Neste ambiente, essas nações passaram por grandes transformações produtivas, países exportadores de produtos de baixo valor agregado e dependentes de produtos sofisticados foram, paulatinamente, alterando os modelos produtivos, investindo fortemente em capital humano e passaram, num período de quarenta anos, a serem produtores de produtos de alto valor agregado, exportadores de mercadorias sofisticadas e intensivos em tecnologias, com isso, seu capital humano apresentou um incremento salarial, contribuindo para os avanços sociais da sociedade, levando algumas nações a conseguirem acabar com a miséria extrema, melhorando as condições de vida da população e caminhando para a construção de uma nação de renda média, uma transformação pouco vista na história da humanidade num período curto de tempo.

O comércio internacional pode ser visto como um dos instrumentos responsáveis por grandes saltos de desenvolvimento econômico das nações, para isso, esses países investiram fortemente em uma transformação produtiva, canalizando recursos financeiros para a produção, incrementando a produtividade da economia, estimulando a conquista de novos mercados internacionais e fortalecendo as estratégicas diplomáticas para angariar novos parceiros comerciais. Todas estas políticas foram implementadas para angariar novos mercados internacionais, aumentando as exportações, fortalecendo seus setores produtivos e diminuindo a dependência externa de capitais financeiros, na maioria, recursos especulativos que pouco contribuem para o crescimento econômico e geram constrangimentos para as contas externas.

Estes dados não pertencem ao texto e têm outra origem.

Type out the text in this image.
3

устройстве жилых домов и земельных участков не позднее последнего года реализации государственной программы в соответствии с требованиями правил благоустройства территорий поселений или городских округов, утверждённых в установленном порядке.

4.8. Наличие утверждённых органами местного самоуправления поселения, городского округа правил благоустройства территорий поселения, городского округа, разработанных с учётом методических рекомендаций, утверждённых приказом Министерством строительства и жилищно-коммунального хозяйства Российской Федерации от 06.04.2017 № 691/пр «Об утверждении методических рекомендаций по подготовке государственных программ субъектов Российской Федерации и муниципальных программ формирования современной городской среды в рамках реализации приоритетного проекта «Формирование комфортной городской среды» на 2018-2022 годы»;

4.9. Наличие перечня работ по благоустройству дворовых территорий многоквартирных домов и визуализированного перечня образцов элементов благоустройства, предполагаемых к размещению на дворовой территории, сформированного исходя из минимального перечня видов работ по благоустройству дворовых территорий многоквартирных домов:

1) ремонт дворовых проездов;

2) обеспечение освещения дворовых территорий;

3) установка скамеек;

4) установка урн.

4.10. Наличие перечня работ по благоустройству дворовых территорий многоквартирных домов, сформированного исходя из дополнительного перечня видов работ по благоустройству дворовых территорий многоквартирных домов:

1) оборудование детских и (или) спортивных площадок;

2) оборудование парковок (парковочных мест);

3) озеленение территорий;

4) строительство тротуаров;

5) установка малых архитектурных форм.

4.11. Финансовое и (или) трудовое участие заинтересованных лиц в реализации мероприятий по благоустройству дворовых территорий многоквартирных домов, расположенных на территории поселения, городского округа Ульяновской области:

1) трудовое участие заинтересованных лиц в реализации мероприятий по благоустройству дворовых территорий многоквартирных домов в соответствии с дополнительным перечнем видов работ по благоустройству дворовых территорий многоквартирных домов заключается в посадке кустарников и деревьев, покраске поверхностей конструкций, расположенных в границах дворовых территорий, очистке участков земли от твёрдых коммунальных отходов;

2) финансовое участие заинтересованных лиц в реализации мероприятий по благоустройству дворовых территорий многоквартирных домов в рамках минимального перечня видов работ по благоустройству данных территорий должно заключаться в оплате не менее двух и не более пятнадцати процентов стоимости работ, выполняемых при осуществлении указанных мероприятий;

Os países pobres continuam na pobreza porque apresentam grandes limitações estruturais e produtivas, perpetuando sua dependência externa, se eternizando na importação de produtos sofisticados, se concentrando na exportação de produtos primários de baixo valor agregado, com isso, percebemos a perpetuação da dependência dos fluxos financeiros internacionais, que muitas vezes nos levam a manter taxas de juros elevadas para atrair moedas estrangeiras e fechar nossos compromissos financeiros, desta forma criamos uma armadilha que limita nossa soberania nacional.

Numa economia globalizada, como a que vivemos, as nações desenvolvidas estão fortalecendo seus setores produtivos, investindo na sofisticação tecnológica para enfrentar os desafios da sociedade contemporânea, criando riquezas num mundo imaterial como forma de aumentarmos o bem-estar social da população, sem isso, os desequilíbrios tendem a aumentar e intensificar os desajustes internos, levando a desintegração social e conflitos sociais que fragilizam a democracia.

O comércio internacional é um espaço de conflitos constantes, onde os preços das mercadorias são definidos pelos grandes atores econômicos globais. Os grandes conglomerados internacionais trazem em suas retaguardas seus Estados Nacionais, como estamos observando constantemente na sociedade contemporânea, que usam seus instrumentos geopolíticos, sua configuração política e seus instrumentos financeiros como forma de angariar novos espaços de acumulação, além de fragilizar seus competidores e garantir seus lucros crescentes.

Neste cenário, acreditarmos que conseguiremos o desenvolvimento econômico e conquistarmos melhoras sociais para a sociedade enquanto exportadores de produtos primários de baixo valor agregado é mais uma das falácias que continuam em curso da sociedade brasileira. Sem sofisticação tecnológica, sem investimentos maciços em educação e desenvolvimento das vantagens nacionais, continuaremos sobrevivendo numa linha tênue entre a barbárie e o desespero.

Ary Ramos da Silva Júnior, Bacharel de Economia e Administração, Especialista da Economia Criativa, Mestre, Doutor em Sociologia e professor universitário. Artigo publicado no Jornal Diário da Região, Caderno Economia, 17/05/2023.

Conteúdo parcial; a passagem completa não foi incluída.